Sunday 12 March 2006

Oxaliplatin is a platinum-based chemotherapy drug in the same family as cisplatin and carboplatin. It is typically administered in combination with fluorouracil and leucovorin in a combination known as FOLFOX for the treatment of colorectal cancer.

Compared to cisplatin the two amine groups are replaced by cyclohexyldiamine for improved antitumour activity. The chlorine ligands are replaced by the oxalato bidentate derived from oxalic acid in order to improve water solubility.

Oxaliplatin is marketed by Sanofi-Aventis under the trademark Eloxatin®.

Oxaliplatin belongs to a new class of platinum agent. It contains a platinum atom complexed with oxalate and diaminocyclohexane (DACH).
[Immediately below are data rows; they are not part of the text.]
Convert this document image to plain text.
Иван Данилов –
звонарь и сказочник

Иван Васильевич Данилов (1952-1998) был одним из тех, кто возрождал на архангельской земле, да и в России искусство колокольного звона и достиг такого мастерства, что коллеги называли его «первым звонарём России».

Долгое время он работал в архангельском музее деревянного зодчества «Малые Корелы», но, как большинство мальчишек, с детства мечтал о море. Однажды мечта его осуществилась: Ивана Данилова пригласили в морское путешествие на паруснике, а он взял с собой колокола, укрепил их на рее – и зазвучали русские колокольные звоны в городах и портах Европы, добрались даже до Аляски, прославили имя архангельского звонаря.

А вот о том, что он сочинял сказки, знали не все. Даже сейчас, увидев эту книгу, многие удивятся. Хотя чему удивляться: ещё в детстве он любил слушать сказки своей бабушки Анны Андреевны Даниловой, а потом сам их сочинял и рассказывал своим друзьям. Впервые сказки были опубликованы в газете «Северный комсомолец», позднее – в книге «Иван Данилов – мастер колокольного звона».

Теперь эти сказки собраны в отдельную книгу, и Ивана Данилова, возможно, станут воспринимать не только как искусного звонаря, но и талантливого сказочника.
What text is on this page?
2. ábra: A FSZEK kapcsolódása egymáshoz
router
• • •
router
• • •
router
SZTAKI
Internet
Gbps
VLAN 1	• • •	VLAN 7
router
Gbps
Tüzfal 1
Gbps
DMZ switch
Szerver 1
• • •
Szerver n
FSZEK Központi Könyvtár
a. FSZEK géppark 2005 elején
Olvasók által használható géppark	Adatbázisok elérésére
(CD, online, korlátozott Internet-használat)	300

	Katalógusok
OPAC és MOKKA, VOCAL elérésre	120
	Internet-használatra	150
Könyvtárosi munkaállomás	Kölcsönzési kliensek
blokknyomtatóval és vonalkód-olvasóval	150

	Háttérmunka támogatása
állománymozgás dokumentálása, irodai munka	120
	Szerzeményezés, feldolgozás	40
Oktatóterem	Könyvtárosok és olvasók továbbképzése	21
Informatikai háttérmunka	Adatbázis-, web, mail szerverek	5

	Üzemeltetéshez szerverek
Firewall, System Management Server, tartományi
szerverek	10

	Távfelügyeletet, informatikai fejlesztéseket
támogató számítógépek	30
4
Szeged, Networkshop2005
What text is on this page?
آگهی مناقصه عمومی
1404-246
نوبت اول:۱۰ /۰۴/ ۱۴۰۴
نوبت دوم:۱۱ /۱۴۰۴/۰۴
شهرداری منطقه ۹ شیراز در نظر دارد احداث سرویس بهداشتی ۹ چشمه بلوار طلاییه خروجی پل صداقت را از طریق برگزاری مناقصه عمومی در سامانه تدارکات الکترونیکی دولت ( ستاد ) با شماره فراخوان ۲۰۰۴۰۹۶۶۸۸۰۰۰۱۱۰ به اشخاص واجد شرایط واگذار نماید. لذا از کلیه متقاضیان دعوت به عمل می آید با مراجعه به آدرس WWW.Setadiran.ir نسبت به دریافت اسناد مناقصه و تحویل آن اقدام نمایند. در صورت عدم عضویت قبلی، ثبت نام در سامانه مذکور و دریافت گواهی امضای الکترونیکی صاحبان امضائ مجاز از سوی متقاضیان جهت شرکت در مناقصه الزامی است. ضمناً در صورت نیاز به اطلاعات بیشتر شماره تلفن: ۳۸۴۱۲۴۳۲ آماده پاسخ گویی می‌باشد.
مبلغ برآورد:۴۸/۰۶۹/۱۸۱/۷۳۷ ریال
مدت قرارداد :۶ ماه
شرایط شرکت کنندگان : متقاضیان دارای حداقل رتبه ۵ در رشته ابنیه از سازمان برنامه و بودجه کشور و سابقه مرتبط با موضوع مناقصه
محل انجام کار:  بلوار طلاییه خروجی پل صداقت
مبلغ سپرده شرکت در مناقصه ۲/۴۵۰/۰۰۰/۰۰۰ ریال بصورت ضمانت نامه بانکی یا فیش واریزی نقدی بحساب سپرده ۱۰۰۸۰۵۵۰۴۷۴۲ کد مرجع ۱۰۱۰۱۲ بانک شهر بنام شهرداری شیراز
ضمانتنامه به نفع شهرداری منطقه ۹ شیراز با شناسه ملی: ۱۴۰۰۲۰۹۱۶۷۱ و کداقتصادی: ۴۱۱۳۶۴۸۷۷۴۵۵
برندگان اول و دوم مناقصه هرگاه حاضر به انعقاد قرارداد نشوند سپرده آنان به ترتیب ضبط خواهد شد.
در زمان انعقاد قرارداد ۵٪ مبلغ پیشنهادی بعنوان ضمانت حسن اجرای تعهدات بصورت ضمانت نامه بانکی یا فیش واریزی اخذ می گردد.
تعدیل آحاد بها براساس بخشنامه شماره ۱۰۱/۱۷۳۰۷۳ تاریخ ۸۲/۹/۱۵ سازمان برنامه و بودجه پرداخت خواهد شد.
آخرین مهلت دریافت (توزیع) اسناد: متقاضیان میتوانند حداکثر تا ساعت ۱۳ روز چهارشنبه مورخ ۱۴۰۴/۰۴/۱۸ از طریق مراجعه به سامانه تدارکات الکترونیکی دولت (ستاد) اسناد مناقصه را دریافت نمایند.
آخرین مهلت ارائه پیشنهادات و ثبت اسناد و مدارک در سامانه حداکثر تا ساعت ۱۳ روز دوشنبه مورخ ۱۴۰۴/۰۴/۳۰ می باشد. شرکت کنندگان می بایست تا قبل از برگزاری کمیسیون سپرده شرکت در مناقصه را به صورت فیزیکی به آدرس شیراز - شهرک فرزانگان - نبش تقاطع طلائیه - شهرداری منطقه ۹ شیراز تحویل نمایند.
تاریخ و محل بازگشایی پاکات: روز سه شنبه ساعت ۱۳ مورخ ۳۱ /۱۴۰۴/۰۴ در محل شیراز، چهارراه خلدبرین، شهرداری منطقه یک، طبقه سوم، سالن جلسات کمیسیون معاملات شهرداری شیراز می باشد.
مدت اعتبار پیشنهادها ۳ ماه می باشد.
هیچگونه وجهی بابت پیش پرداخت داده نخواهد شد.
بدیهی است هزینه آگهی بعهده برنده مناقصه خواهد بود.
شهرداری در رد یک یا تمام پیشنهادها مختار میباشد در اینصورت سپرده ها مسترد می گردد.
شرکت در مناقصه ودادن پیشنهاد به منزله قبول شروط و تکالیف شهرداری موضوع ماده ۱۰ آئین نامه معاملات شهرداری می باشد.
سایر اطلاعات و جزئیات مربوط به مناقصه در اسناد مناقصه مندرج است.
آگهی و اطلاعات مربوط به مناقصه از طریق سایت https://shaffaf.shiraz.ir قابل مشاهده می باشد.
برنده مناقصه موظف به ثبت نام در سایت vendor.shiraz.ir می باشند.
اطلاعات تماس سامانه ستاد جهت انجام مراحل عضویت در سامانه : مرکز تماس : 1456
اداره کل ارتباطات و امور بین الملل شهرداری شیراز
The bulky DACH is thought to contribute greater cytotoxicity than cisplatin and carboplatin. The exact mechanism of action of oxaliplatin is not known. Oxaliplatin forms reactive platinum complexes which are believed to inhibit DNA synthesis by forming interstrand and intrastrand cross-linking of DNA molecules.

Oxaliplatin is not generally cross-resistant to cisplatin or carboplatin, possibly due to the DACH group and resistance to DNA mismatch repair.

Preclinical studies have shown oxaliplatin to be synergistic with fluorouracil and SN-38, the active metabolite of irinotecan.3 Oxaliplatin is a radiation-sensitizing agent. It is cell-cycle-phase nonspecific.